The Parliament's May print edition is out now

This month's cover story explores what a post-Orbán Hungary means for Europe's hard right.

Some political events matter more than others. Occasionally, their significance announces itself immediately: a declaration of war, a coup, a scandal so consequential it’s obvious from the outset that it will mark an ending.

More often, though, significance is assigned rather than revealed, as observers rush to declare turning points whose meaning only settles into focus with time.

After the Tisza party’s landslide victory in Hungary’s April election, commentators made breathless claims about what Prime Minister Viktor Orbán’s downfall meant for the world. Some cast it as an international victory for liberalism. Others heralded the twilight of Europe’s hard right.

Within Hungary, however, the reality was more pedestrian. Despite Orbán’s relentless fearmongering about war and chaos, voters on both sides were driven largely by familiar concerns: the cost of living, the prospect of buying a home, the ability to start a family. And it begged the question, if this election was ultimately shaped chiefly by local economic grievances, how much did it really reveal about the future of Europe’s far right?

As my reporting for this month’s cover story shows, the answer is probably less than many assumed. Orbán may have inspired admiration across the European right, but few parties shared either his ideological ambition or his willingness to push democratic constraints to their limits.

Writing about what is unlikely to happen, rather than predicting sweeping transnational trends, is not always the surest route to clicks or shares. But questioning the prevailing mood, or taking the long view of today’s events, has its own value.
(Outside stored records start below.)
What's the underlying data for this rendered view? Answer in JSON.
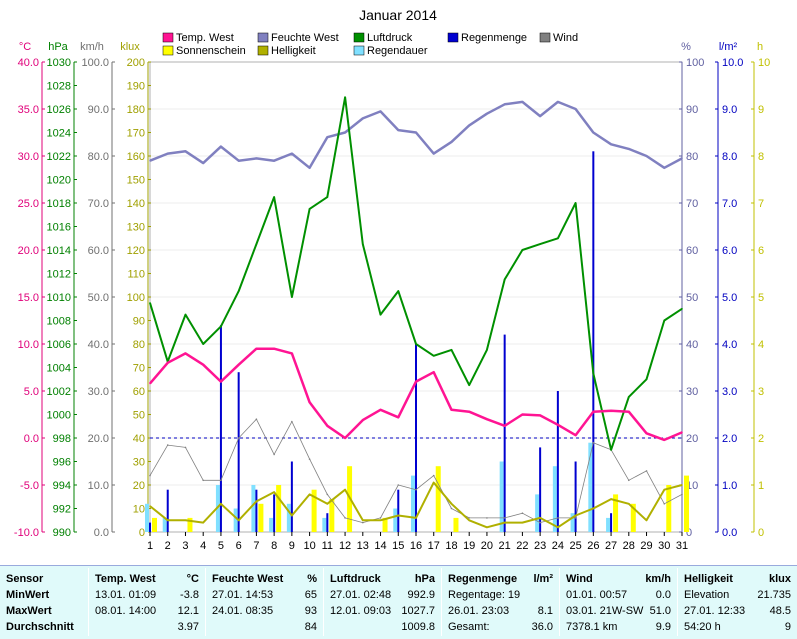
{
  "title": "Januar 2014",
  "legend": [
    {
      "label": "Temp. West",
      "color": "#ff1493"
    },
    {
      "label": "Feuchte West",
      "color": "#8080c0"
    },
    {
      "label": "Luftdruck",
      "color": "#009000"
    },
    {
      "label": "Regenmenge",
      "color": "#0000d0"
    },
    {
      "label": "Wind",
      "color": "#808080"
    },
    {
      "label": "Sonnenschein",
      "color": "#ffff00"
    },
    {
      "label": "Helligkeit",
      "color": "#b0b000"
    },
    {
      "label": "Regendauer",
      "color": "#80e0ff"
    }
  ],
  "axis_units": {
    "temp": "°C",
    "pressure": "hPa",
    "wind": "km/h",
    "lux": "klux",
    "humidity": "%",
    "rain": "l/m²",
    "hours": "h"
  },
  "axes": {
    "temp": [
      "40.0",
      "35.0",
      "30.0",
      "25.0",
      "20.0",
      "15.0",
      "10.0",
      "5.0",
      "0.0",
      "-5.0",
      "-10.0"
    ],
    "pressure": [
      "1030",
      "1028",
      "1026",
      "1024",
      "1022",
      "1020",
      "1018",
      "1016",
      "1014",
      "1012",
      "1010",
      "1008",
      "1006",
      "1004",
      "1002",
      "1000",
      "998",
      "996",
      "994",
      "992",
      "990"
    ],
    "wind": [
      "100.0",
      "90.0",
      "80.0",
      "70.0",
      "60.0",
      "50.0",
      "40.0",
      "30.0",
      "20.0",
      "10.0",
      "0.0"
    ],
    "lux": [
      "200",
      "190",
      "180",
      "170",
      "160",
      "150",
      "140",
      "130",
      "120",
      "110",
      "100",
      "90",
      "80",
      "70",
      "60",
      "50",
      "40",
      "30",
      "20",
      "10",
      "0"
    ],
    "humidity": [
      "100",
      "90",
      "80",
      "70",
      "60",
      "50",
      "40",
      "30",
      "20",
      "10",
      "0"
    ],
    "rain": [
      "10.0",
      "9.0",
      "8.0",
      "7.0",
      "6.0",
      "5.0",
      "4.0",
      "3.0",
      "2.0",
      "1.0",
      "0.0"
    ],
    "hours": [
      "10",
      "9",
      "8",
      "7",
      "6",
      "5",
      "4",
      "3",
      "2",
      "1",
      "0"
    ],
    "days": [
      "1",
      "2",
      "3",
      "4",
      "5",
      "6",
      "7",
      "8",
      "9",
      "10",
      "11",
      "12",
      "13",
      "14",
      "15",
      "16",
      "17",
      "18",
      "19",
      "20",
      "21",
      "22",
      "23",
      "24",
      "25",
      "26",
      "27",
      "28",
      "29",
      "30",
      "31"
    ]
  },
  "chart_data": {
    "type": "line",
    "title": "Januar 2014",
    "x": [
      1,
      2,
      3,
      4,
      5,
      6,
      7,
      8,
      9,
      10,
      11,
      12,
      13,
      14,
      15,
      16,
      17,
      18,
      19,
      20,
      21,
      22,
      23,
      24,
      25,
      26,
      27,
      28,
      29,
      30,
      31
    ],
    "series": [
      {
        "name": "Temp. West",
        "unit": "°C",
        "color": "#ff1493",
        "values": [
          5.8,
          8.0,
          9.0,
          7.8,
          6.0,
          7.8,
          9.5,
          9.5,
          9.0,
          3.8,
          1.3,
          0.0,
          1.9,
          3.0,
          2.2,
          6.0,
          7.0,
          3.0,
          2.8,
          2.0,
          1.3,
          2.5,
          2.4,
          1.4,
          0.3,
          2.8,
          2.9,
          2.8,
          0.5,
          -0.2,
          0.6
        ]
      },
      {
        "name": "Feuchte West",
        "unit": "%",
        "color": "#8080c0",
        "values": [
          79,
          80.5,
          81,
          78.5,
          82,
          79,
          79.5,
          79,
          80.5,
          77.5,
          84,
          85,
          88,
          89.5,
          85.5,
          85,
          80.5,
          83,
          86.5,
          89,
          91,
          91.5,
          88.5,
          91.5,
          90,
          85,
          82.5,
          81.5,
          80,
          77.5,
          79.5
        ]
      },
      {
        "name": "Luftdruck",
        "unit": "hPa",
        "color": "#009000",
        "values": [
          1009.5,
          1004.5,
          1008.5,
          1006,
          1007.5,
          1010.5,
          1014.5,
          1018.5,
          1010,
          1017.5,
          1018.5,
          1027,
          1014.5,
          1008.5,
          1010.5,
          1006,
          1005,
          1005.5,
          1002.5,
          1005.5,
          1011.5,
          1014,
          1014.5,
          1015,
          1018,
          1003.5,
          997,
          1001.5,
          1003,
          1008,
          1009
        ]
      },
      {
        "name": "Wind",
        "unit": "km/h",
        "color": "#808080",
        "values": [
          12,
          18.5,
          18,
          11,
          11,
          20,
          24,
          16.5,
          23.5,
          15.5,
          8,
          3,
          2,
          3,
          10,
          9,
          12,
          5,
          3,
          3,
          3,
          4,
          2,
          3,
          3,
          19,
          17.5,
          11,
          13,
          6,
          8
        ]
      },
      {
        "name": "Helligkeit",
        "unit": "klux",
        "color": "#b0b000",
        "values": [
          11,
          5,
          5,
          4,
          12,
          5,
          13,
          17,
          7,
          16,
          12,
          18,
          5,
          5,
          7,
          6,
          21,
          12,
          5,
          2,
          4,
          4,
          6,
          2,
          7,
          10,
          14,
          12,
          5,
          18,
          20
        ]
      },
      {
        "name": "Regenmenge",
        "unit": "l/m²",
        "color": "#0000d0",
        "values": [
          0.2,
          0.9,
          0,
          0,
          4.4,
          3.4,
          0.9,
          0.8,
          1.5,
          0,
          0.4,
          0,
          0,
          0,
          0.9,
          4.0,
          0,
          0,
          0,
          0,
          4.2,
          0,
          1.8,
          3.0,
          1.5,
          8.1,
          0.4,
          0,
          0,
          0,
          0
        ]
      },
      {
        "name": "Regendauer",
        "unit": "h",
        "color": "#80e0ff",
        "values": [
          0.6,
          0.3,
          0,
          0,
          1.0,
          0.5,
          1.0,
          0.3,
          0.6,
          0,
          0.3,
          0,
          0,
          0,
          0.5,
          1.2,
          0,
          0,
          0,
          0,
          1.5,
          0,
          0.8,
          1.4,
          0.4,
          1.9,
          0.3,
          0,
          0,
          0,
          0
        ]
      },
      {
        "name": "Sonnenschein",
        "unit": "h",
        "color": "#ffff00",
        "values": [
          0.3,
          0,
          0.3,
          0,
          0,
          0,
          0.6,
          1.0,
          0,
          0.9,
          0.7,
          1.4,
          0,
          0.3,
          0,
          0,
          1.4,
          0.3,
          0,
          0,
          0,
          0,
          0,
          0,
          0,
          0,
          0.8,
          0.6,
          0,
          1.0,
          1.2
        ]
      }
    ],
    "ylim": {
      "temp": [
        -10,
        40
      ],
      "pressure": [
        990,
        1030
      ],
      "wind": [
        0,
        100
      ],
      "lux": [
        0,
        200
      ],
      "humidity": [
        0,
        100
      ],
      "rain": [
        0,
        10
      ],
      "hours": [
        0,
        10
      ]
    },
    "reference_line": 20
  },
  "table": {
    "row_labels": [
      "Sensor",
      "MinWert",
      "MaxWert",
      "Durchschnitt"
    ],
    "temp": {
      "title": "Temp. West",
      "unit": "°C",
      "min_time": "13.01.  01:09",
      "min_val": "-3.8",
      "max_time": "08.01.  14:00",
      "max_val": "12.1",
      "avg": "3.97"
    },
    "humidity": {
      "title": "Feuchte West",
      "unit": "%",
      "min_time": "27.01.  14:53",
      "min_val": "65",
      "max_time": "24.01.  08:35",
      "max_val": "93",
      "avg": "84"
    },
    "pressure": {
      "title": "Luftdruck",
      "unit": "hPa",
      "min_time": "27.01.  02:48",
      "min_val": "992.9",
      "max_time": "12.01.  09:03",
      "max_val": "1027.7",
      "avg": "1009.8"
    },
    "rain": {
      "title": "Regenmenge",
      "unit": "l/m²",
      "row1": "Regentage: 19",
      "row2_time": "26.01.  23:03",
      "row2_val": "8.1",
      "row3_label": "Gesamt:",
      "row3_val": "36.0"
    },
    "wind": {
      "title": "Wind",
      "unit": "km/h",
      "row1_time": "01.01.  00:57",
      "row1_val": "0.0",
      "row2_time": "03.01.  21W-SW",
      "row2_val": "51.0",
      "row3_label": "7378.1 km",
      "row3_val": "9.9"
    },
    "lux": {
      "title": "Helligkeit",
      "unit": "klux",
      "row1_label": "Elevation",
      "row1_val": "21.735",
      "row2_time": "27.01.  12:33",
      "row2_val": "48.5",
      "row3_label": "54:20 h",
      "row3_val": "9"
    }
  }
}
At the very least, we hope, it’s the kind of journalism that keeps certain readers coming back.

In the eight months since joining The Parliament as an editor, I have learned that these are also the stories our reporters most enjoy pursuing.

In this month’s edition, Peder Schaefer travels to the Baltics to ask what a stalled railway project reveals about the European Union’s ability to meet its 21st-century ambitions for defense and transportation. On neighboring pages, Paula Soler unpacks how artificial intelligence is reshaping the battlefield — and how regulation struggles to keep pace — while Federica Di Sario pulls back the lens on Europe’s energy crisis and asks whether it might all have been avoided.